About 80% of Americans regularly drink tea, according to the Tea Association of the US. In 2016 alone, they drank about 3.8 billion gallons, most of it black tea. But within the category, the matcha green-tea variety, rich in antioxidants, has gained mass appeal—so much that last week, the rapper Drake jumped onto the bandwagon, investing in MatchaBar, which sells matcha lattes at its cafes in New York and Los Angeles and other drinks through retailers like Whole Foods.
“Max and I are thrilled around Drake’s involvement,” one of the founders said. “Inspired by his hustle, MatchaBar is innovating the energy space, pushing the energy category forward with a product that suits the needs of the millennial consumer.”
Drake joins other celebrity fans, such as Gwyneth Paltrow and Brad Pitt—and millions of ordinary people. Matcha tea sales have grown at a double-digit rate for the last several years, especially as a bottled, ready-to-drink product, according to Food Navigator. Part of that success can be attributed to consumer suspicion toward once-popular beverages that have since fallen out of favor, according to Brian Keating, a tea industry consultant at Sage Group.

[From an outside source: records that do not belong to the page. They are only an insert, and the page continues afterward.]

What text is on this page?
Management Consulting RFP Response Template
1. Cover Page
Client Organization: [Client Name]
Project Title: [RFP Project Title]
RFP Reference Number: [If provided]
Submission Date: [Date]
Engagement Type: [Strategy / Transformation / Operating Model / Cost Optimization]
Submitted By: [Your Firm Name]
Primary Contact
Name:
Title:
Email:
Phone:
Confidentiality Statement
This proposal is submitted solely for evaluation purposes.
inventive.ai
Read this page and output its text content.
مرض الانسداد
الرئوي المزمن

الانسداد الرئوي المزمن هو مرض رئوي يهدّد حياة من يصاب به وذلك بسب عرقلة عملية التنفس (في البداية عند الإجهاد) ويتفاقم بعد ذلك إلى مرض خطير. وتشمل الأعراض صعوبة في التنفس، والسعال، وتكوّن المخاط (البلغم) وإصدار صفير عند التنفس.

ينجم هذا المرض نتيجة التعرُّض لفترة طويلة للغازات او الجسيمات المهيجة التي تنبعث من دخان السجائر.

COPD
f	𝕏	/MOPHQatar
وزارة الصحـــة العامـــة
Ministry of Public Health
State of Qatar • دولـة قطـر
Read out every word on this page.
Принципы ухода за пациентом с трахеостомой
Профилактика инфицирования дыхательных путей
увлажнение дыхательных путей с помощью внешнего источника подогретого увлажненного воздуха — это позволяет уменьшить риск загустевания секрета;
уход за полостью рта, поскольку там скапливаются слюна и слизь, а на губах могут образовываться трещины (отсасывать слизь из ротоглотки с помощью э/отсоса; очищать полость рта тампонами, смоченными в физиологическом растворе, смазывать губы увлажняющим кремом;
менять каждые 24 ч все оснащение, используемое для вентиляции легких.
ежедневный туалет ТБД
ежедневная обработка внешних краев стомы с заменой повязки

“Soda is concerned and worried, energy drinks are controversial, and tea continues to shine with positive accolades from the medical community,” Keating says. “The medical community, hands-down with few exceptions, says tea is marvelous.”
Matcha is a ceremonial Japanese tea, derived from green tea leaves. For typical green teas, the leaves are steeped in warm water and then discarded. But with matcha, the whole leaves are ground into a powder, which is then mixed into the water and consumed. The result is a strongly-flavored tea rich in antioxidants, caffeine, and Vitamin C—the perfect allure for a culture eager to consume all manner of so-called “super foods,” be it avocados or quinoa.
As the health halo around matcha appears to be holding steady, it’s reportedly no longer just a human food. Some reports show it’s even creeping into dog chow.